Increasing volumes of data
In today's world, humans generate massive amounts of data on a daily basis—online and offline, structured and unstructured, aggregated and non-aggregated. The data originating from smartphones, mobile wallets and social media activities have started to uncover interesting information about borrowers such as their spending habits, travel plans, work details, leisure activities, etc. Besides this, the data on one's credit history highlights instances of late payments, bankruptcies, etc. The insights and learning from all this extensive data can shed enormous light on an individual's willingness to repay, ability to pay, likelihood of default, etc. This data can also be scanned well to detect any kind of fraudulent activities or instances of money laundering.
Machine learning and how it works
ML can radically transform consumer lending operations by setting up strong toll-gates to ensure secure lending. By efficiently tapping into a consumer's credit history and other relevant data available through different platforms, technology can aid organizations in determining the exact level of risk associated with any particular borrower. The models built using ML can effectively predict high-risk customers which alerts the risk and collections teams, allowing them to take suitable action at an appropriate time. To add to this, these models can investigate and bring to fore suspicious activities at a customer level. Again, the advanced algorithms can quickly detect fraudulent patterns originating from various transactions with ease.

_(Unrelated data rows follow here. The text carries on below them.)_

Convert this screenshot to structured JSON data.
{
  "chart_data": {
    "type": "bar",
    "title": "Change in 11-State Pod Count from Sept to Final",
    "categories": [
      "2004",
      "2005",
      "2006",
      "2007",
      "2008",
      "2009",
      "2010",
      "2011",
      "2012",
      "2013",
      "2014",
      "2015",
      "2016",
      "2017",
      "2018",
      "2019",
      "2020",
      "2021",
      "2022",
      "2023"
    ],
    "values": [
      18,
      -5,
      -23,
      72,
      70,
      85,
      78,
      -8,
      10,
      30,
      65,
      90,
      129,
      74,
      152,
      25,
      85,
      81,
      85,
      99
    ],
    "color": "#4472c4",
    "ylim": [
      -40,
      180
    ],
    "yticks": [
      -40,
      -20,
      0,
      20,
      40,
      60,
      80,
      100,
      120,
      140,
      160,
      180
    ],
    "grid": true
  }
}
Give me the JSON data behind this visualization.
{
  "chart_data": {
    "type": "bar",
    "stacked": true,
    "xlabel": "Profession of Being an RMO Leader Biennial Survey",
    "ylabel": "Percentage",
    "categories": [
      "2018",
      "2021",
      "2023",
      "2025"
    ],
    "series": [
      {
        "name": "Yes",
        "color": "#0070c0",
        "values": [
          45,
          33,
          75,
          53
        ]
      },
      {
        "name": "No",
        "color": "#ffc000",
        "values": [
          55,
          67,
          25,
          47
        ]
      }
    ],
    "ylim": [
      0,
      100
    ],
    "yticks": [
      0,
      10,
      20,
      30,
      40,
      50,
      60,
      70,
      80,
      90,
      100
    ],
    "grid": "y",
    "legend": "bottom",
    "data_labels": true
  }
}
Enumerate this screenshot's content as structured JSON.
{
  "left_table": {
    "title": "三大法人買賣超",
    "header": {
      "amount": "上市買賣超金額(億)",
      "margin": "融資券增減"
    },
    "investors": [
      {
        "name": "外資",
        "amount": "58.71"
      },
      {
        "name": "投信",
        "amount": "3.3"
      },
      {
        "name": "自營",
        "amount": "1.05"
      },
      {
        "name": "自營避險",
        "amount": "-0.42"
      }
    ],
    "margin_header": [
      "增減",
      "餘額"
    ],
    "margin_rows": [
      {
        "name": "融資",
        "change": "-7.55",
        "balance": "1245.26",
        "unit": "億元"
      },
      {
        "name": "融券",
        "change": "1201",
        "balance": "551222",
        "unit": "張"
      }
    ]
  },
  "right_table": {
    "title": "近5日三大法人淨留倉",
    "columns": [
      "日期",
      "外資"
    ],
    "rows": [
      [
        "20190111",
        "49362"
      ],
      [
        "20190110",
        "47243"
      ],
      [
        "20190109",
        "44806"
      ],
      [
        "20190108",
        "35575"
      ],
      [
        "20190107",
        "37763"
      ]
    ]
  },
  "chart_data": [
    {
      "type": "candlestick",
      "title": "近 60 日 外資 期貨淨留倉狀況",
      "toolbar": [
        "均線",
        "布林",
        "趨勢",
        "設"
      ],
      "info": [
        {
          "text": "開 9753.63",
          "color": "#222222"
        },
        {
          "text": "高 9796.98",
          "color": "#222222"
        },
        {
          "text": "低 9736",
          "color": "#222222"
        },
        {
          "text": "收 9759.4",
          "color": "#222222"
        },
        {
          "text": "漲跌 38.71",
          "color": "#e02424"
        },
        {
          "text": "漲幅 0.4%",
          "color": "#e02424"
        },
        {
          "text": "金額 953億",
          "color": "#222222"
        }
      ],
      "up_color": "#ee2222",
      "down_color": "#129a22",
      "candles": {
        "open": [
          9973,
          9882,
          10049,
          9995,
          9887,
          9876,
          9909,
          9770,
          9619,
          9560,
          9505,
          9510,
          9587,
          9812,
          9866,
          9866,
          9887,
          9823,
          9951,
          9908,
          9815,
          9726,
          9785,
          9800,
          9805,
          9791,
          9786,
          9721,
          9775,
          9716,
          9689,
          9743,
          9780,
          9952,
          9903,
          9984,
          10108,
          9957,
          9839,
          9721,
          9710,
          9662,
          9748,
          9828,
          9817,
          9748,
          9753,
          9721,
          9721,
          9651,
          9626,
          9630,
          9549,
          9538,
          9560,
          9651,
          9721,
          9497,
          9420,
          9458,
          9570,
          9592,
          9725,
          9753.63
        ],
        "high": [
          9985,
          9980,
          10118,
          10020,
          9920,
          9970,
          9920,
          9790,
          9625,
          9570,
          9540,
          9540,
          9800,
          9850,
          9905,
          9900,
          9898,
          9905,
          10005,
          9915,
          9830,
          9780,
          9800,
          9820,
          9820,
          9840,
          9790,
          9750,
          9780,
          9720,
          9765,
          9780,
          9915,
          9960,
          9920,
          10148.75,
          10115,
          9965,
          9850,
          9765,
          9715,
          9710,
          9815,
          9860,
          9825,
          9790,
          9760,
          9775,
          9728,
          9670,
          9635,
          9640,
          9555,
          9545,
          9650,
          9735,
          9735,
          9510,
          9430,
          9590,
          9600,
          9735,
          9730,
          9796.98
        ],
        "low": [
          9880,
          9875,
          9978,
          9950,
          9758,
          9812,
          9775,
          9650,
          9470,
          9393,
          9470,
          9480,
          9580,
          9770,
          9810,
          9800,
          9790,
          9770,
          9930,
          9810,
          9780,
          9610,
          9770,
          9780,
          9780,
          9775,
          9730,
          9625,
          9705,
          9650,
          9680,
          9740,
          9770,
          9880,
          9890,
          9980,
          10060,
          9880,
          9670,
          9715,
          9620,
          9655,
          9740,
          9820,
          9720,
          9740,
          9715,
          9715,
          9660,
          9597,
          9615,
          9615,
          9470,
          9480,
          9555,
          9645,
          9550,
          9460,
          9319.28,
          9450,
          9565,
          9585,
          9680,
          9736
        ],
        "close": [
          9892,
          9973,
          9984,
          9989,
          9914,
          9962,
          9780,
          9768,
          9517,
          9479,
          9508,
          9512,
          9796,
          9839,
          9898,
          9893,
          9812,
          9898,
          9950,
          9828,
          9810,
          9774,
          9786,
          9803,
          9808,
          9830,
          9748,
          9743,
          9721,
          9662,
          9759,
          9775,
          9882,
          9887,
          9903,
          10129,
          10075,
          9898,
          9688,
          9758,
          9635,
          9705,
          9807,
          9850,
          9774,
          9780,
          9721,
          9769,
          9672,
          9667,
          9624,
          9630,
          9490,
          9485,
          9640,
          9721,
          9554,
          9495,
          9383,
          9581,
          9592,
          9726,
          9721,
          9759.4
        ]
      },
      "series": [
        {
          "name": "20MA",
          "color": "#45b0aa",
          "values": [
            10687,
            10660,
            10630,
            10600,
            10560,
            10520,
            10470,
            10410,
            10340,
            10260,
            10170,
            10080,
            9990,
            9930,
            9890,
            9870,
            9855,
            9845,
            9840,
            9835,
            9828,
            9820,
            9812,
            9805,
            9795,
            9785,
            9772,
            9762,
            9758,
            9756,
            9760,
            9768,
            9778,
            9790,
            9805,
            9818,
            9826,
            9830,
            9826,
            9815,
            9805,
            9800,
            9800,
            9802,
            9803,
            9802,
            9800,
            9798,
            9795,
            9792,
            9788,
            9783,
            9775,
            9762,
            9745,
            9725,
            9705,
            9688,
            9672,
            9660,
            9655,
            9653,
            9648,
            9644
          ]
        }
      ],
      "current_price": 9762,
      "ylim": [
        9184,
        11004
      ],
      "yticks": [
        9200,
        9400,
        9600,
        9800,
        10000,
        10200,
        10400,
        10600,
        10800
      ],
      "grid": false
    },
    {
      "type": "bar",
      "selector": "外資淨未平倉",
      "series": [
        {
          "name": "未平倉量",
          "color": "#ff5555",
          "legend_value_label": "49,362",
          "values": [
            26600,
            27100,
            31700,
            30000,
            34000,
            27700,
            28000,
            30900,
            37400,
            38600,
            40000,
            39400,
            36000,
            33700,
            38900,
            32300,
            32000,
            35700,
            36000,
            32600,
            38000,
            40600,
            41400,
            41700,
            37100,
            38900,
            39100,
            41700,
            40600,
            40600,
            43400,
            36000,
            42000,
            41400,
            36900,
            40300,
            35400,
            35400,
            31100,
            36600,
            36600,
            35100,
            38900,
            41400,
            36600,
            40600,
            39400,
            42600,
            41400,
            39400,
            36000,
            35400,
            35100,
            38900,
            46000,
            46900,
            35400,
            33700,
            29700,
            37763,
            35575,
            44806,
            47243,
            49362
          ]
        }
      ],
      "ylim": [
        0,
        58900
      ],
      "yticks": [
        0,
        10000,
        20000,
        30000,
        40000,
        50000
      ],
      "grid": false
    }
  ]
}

For the potential customer, ML helps in effective assessment of their profiles to accurately determine their creditworthiness and payment capabilities. By digging deep into the behaviour, spending patterns and credit history of these customers, lenders can conclusively determine credit eligibility of each borrower.
Improvements in ML models are now allowing lending firms to take effective and timely actions against defaulters; and drive awareness by educating borrowers. In many cases, the use of ML techniques has already yielded remarkable benefits in the form of decreased loan defaults and increased approval rates.
More power to consumer lending firms
With technology that diligently and quickly processes data to highlight key insights and hidden patterns gives lenders a superior edge. Needless to say, models built using ML are giving more power in the hands of the consumer lending firms that are constantly scouting for new ways to strengthen their fraud prevention and risk management practices. In the future, lenders who choose to adopt and build such models with full vigour will eventually be able to energize their operations, strengthen customer acquisition, deliver better experiences and control credit losses, thus emerging as super profitable businesses.